08/19/2014 7:00 am EST

Focus: STOCKS

Andrea Kramer

Associate Editor, Schaeffer's Investment Research, Inc.

Gold futures have added roughly 2.3% so far in August, comparing most active contracts, as the recent broad-market pullback and escalating conflicts overseas have bolstered safe haven demand, observes Andrea Kramer in Schaeffer Investment Research.

Nevertheless, precious metals stocks—including Agnico Eagle Mines Ltd. (AEM)—remain underloved on Wall Street, as evidenced by data from Schaeffer's Senior Quantitative Analyst Rocky White.

Of the 28 stocks under our precious metals umbrella, 86% are trading above their 80-day moving averages—the highest percentage of the 40 sectors we track.

Furthermore, the average year-to-date stock return is 22.6%, and the Market Vectors Gold Miners ETF (GDX)—a broad measure of the gold mining industry—has advanced nearly 28% in 2014.

However, analyst buy ratings for the group are dwindling. Just 45% of covering analysts offer up buy or better opinions, compared to more than half a year ago.

Likewise, the average short-interest ratio is 13.77—meaning it would take more than two weeks to buy back all the shorted shares on a typical stock in the sector, at the equity's average pace of trading. This bearish sentiment backdrop juxtaposed against an uptrending sector has bullish implications, from a contrarian standpoint.

Digging in, AEM is among the best-performing of its peers, up nearly 48% year-to-date. The stock tagged a new annual high of $42.41 in late July, before pulling back to test support at its upward-sloping 10-week moving average, currently located just south of $38.

Despite outperforming the broader S&P 500 Index (SPX) by 18.5 percentage points during the past two months, AEM, like Rodney Dangerfield, gets no respect.
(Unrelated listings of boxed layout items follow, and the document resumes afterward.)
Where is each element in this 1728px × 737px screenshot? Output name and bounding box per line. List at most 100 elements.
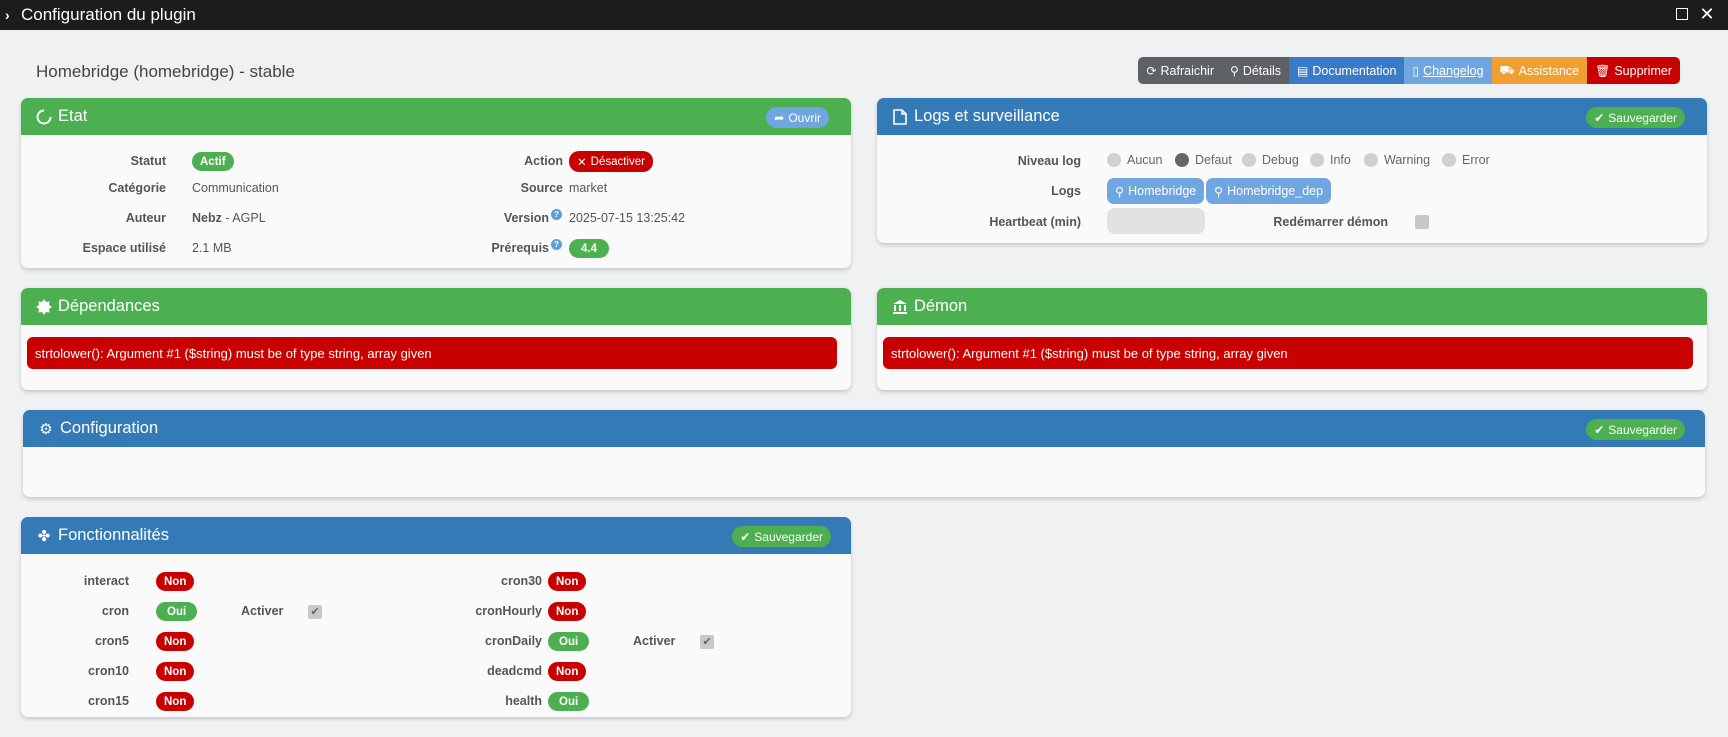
etat-panel: Etat ➦ Ouvrir Statut Actif Catégorie Comm…	[21, 98, 851, 268]
action-label: Action	[524, 154, 563, 168]
level-aucun-radio[interactable]: Aucun	[1107, 153, 1162, 167]
version-help-icon[interactable]: ?	[551, 209, 562, 220]
dependances-panel: Dépendances strtolower(): Argument #1 ($…	[21, 288, 851, 390]
configuration-header: ⚙ Configuration ✔ Sauvegarder	[23, 410, 1705, 447]
file-icon: ▯	[1412, 63, 1420, 78]
auteur-license: - AGPL	[221, 211, 266, 225]
categorie-value: Communication	[192, 181, 279, 195]
demon-panel: Démon strtolower(): Argument #1 ($string…	[877, 288, 1707, 390]
etat-title: Etat	[58, 107, 88, 125]
version-value: 2025-07-15 13:25:42	[569, 211, 686, 225]
espace-label: Espace utilisé	[82, 241, 166, 255]
version-label: Version	[503, 211, 549, 225]
level-aucun-label: Aucun	[1127, 153, 1163, 167]
log-homebridge-label: Homebridge	[1128, 184, 1197, 198]
auteur-value: Nebz - AGPL	[192, 211, 266, 225]
desactiver-label: Désactiver	[590, 155, 645, 168]
details-button[interactable]: ⚲ Détails	[1222, 57, 1290, 84]
radio-dot	[1107, 153, 1121, 167]
feature-cron-activer-label: Activer	[241, 604, 284, 618]
feature-cron-activer-checkbox[interactable]: ✔	[308, 605, 322, 619]
logs-save-button[interactable]: ✔ Sauvegarder	[1586, 107, 1685, 128]
check-circle-icon: ✔	[1594, 110, 1605, 125]
source-label: Source	[520, 181, 563, 195]
open-button[interactable]: ➦ Ouvrir	[766, 107, 829, 128]
feature-crondaily-activer-checkbox[interactable]: ✔	[700, 635, 714, 649]
feature-cron15-label: cron15	[88, 694, 129, 708]
delete-button[interactable]: 🗑 Supprimer	[1587, 57, 1680, 84]
documentation-button[interactable]: ▤ Documentation	[1289, 57, 1405, 84]
certificate-icon	[35, 298, 53, 316]
heartbeat-input[interactable]	[1107, 208, 1205, 234]
refresh-button[interactable]: ⟳ Rafraichir	[1138, 57, 1223, 84]
auteur-name[interactable]: Nebz	[192, 211, 222, 225]
details-label: Détails	[1242, 63, 1282, 78]
check-circle-icon: ✔	[1594, 422, 1605, 437]
assistance-label: Assistance	[1518, 63, 1580, 78]
feature-interact-label: interact	[83, 574, 129, 588]
feature-health-badge: Oui	[548, 692, 590, 711]
check-circle-icon: ✔	[740, 529, 751, 544]
demon-title: Démon	[914, 297, 968, 315]
feature-cron30-label: cron30	[501, 574, 542, 588]
logs-title: Logs et surveillance	[914, 107, 1060, 125]
radio-dot	[1442, 153, 1456, 167]
espace-value: 2.1 MB	[192, 241, 232, 255]
configuration-save-button[interactable]: ✔ Sauvegarder	[1586, 419, 1685, 440]
level-debug-label: Debug	[1262, 153, 1299, 167]
refresh-label: Rafraichir	[1160, 63, 1215, 78]
refresh-icon: ⟳	[1146, 63, 1157, 78]
niveau-log-label: Niveau log	[1017, 154, 1081, 168]
etat-header: Etat ➦ Ouvrir	[21, 98, 851, 135]
logs-panel: Logs et surveillance ✔ Sauvegarder Niveau…	[877, 98, 1707, 243]
configuration-title: Configuration	[60, 419, 159, 437]
feature-cronhourly-badge: Non	[548, 602, 587, 621]
feature-cron15-badge: Non	[156, 692, 195, 711]
configuration-panel: ⚙ Configuration ✔ Sauvegarder	[23, 410, 1705, 497]
auteur-label: Auteur	[125, 211, 166, 225]
configuration-save-label: Sauvegarder	[1608, 422, 1677, 437]
log-homebridge-button[interactable]: ⚲ Homebridge	[1107, 178, 1205, 204]
window-title: Configuration du plugin	[21, 5, 196, 24]
log-homebridge-dep-button[interactable]: ⚲ Homebridge_dep	[1206, 178, 1332, 204]
radio-dot-selected	[1175, 153, 1189, 167]
dependances-error-alert: strtolower(): Argument #1 ($string) must…	[27, 337, 837, 369]
fonctionnalites-save-label: Sauvegarder	[754, 529, 823, 544]
share-icon: ➦	[774, 110, 785, 125]
feature-cron5-badge: Non	[156, 632, 195, 651]
close-icon[interactable]: ✕	[1699, 5, 1715, 23]
assistance-button[interactable]: ⛟ Assistance	[1491, 57, 1588, 84]
logs-label: Logs	[1051, 184, 1081, 198]
maximize-icon[interactable]	[1674, 6, 1690, 22]
level-debug-radio[interactable]: Debug	[1242, 153, 1299, 167]
feature-cron-label: cron	[101, 604, 129, 618]
level-info-radio[interactable]: Info	[1310, 153, 1351, 167]
level-error-radio[interactable]: Error	[1442, 153, 1490, 167]
fonctionnalites-panel: ✤ Fonctionnalités ✔ Sauvegarder interact …	[21, 517, 851, 717]
fonctionnalites-save-button[interactable]: ✔ Sauvegarder	[732, 526, 831, 547]
plugin-toolbar: ⟳ Rafraichir ⚲ Détails ▤ Documentation ▯ Cha…	[1138, 57, 1680, 84]
level-defaut-label: Defaut	[1195, 153, 1232, 167]
prerequis-help-icon[interactable]: ?	[551, 239, 562, 250]
level-warning-radio[interactable]: Warning	[1364, 153, 1430, 167]
heartbeat-label: Heartbeat (min)	[989, 215, 1081, 229]
feature-deadcmd-badge: Non	[548, 662, 587, 681]
level-info-label: Info	[1330, 153, 1351, 167]
prerequis-label: Prérequis	[491, 241, 549, 255]
cogs-icon: ⚙	[39, 420, 53, 438]
dependances-header: Dépendances	[21, 288, 851, 325]
changelog-button[interactable]: ▯ Changelog	[1404, 57, 1492, 84]
statut-label: Statut	[130, 154, 166, 168]
chevron-right-icon[interactable]: ›	[5, 7, 19, 23]
paperclip-icon: ⚲	[1115, 184, 1125, 199]
feature-crondaily-label: cronDaily	[485, 634, 542, 648]
restart-daemon-label: Redémarrer démon	[1273, 215, 1388, 229]
feature-cron10-badge: Non	[156, 662, 195, 681]
plugin-title: Homebridge (homebridge) - stable	[36, 62, 295, 81]
level-defaut-radio[interactable]: Defaut	[1175, 153, 1232, 167]
feature-cron-badge: Oui	[156, 602, 198, 621]
statut-badge: Actif	[192, 152, 234, 171]
restart-daemon-checkbox[interactable]	[1415, 215, 1429, 229]
desactiver-button[interactable]: ✕ Désactiver	[569, 151, 653, 172]
level-error-label: Error	[1462, 153, 1490, 167]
Short interest jumped 17% during the most recent reporting period, and option players are picking up puts over calls at a faster-than-usual clip. The security's 10-day put/call volume ratio of 0.29 ranks in the 86th percentile of its annual range.

Meanwhile, 11 out of 18 analysts maintain tepid "hold" opinions of the shares, and the consensus 12-month price target of $41.07 stands within a stone's throw of AEM's current price of $38.98.

A continued uptrend could spark a short-squeeze situation, a mass exodus of option bears, or a round of upbeat analyst attention—all potential catalysts to the upside.

In fact, analysts at CIBC just changed their tune, upping their price target on Agnico Eagle Mines to $45 from $40, and underscoring their sector outperformer recommendation.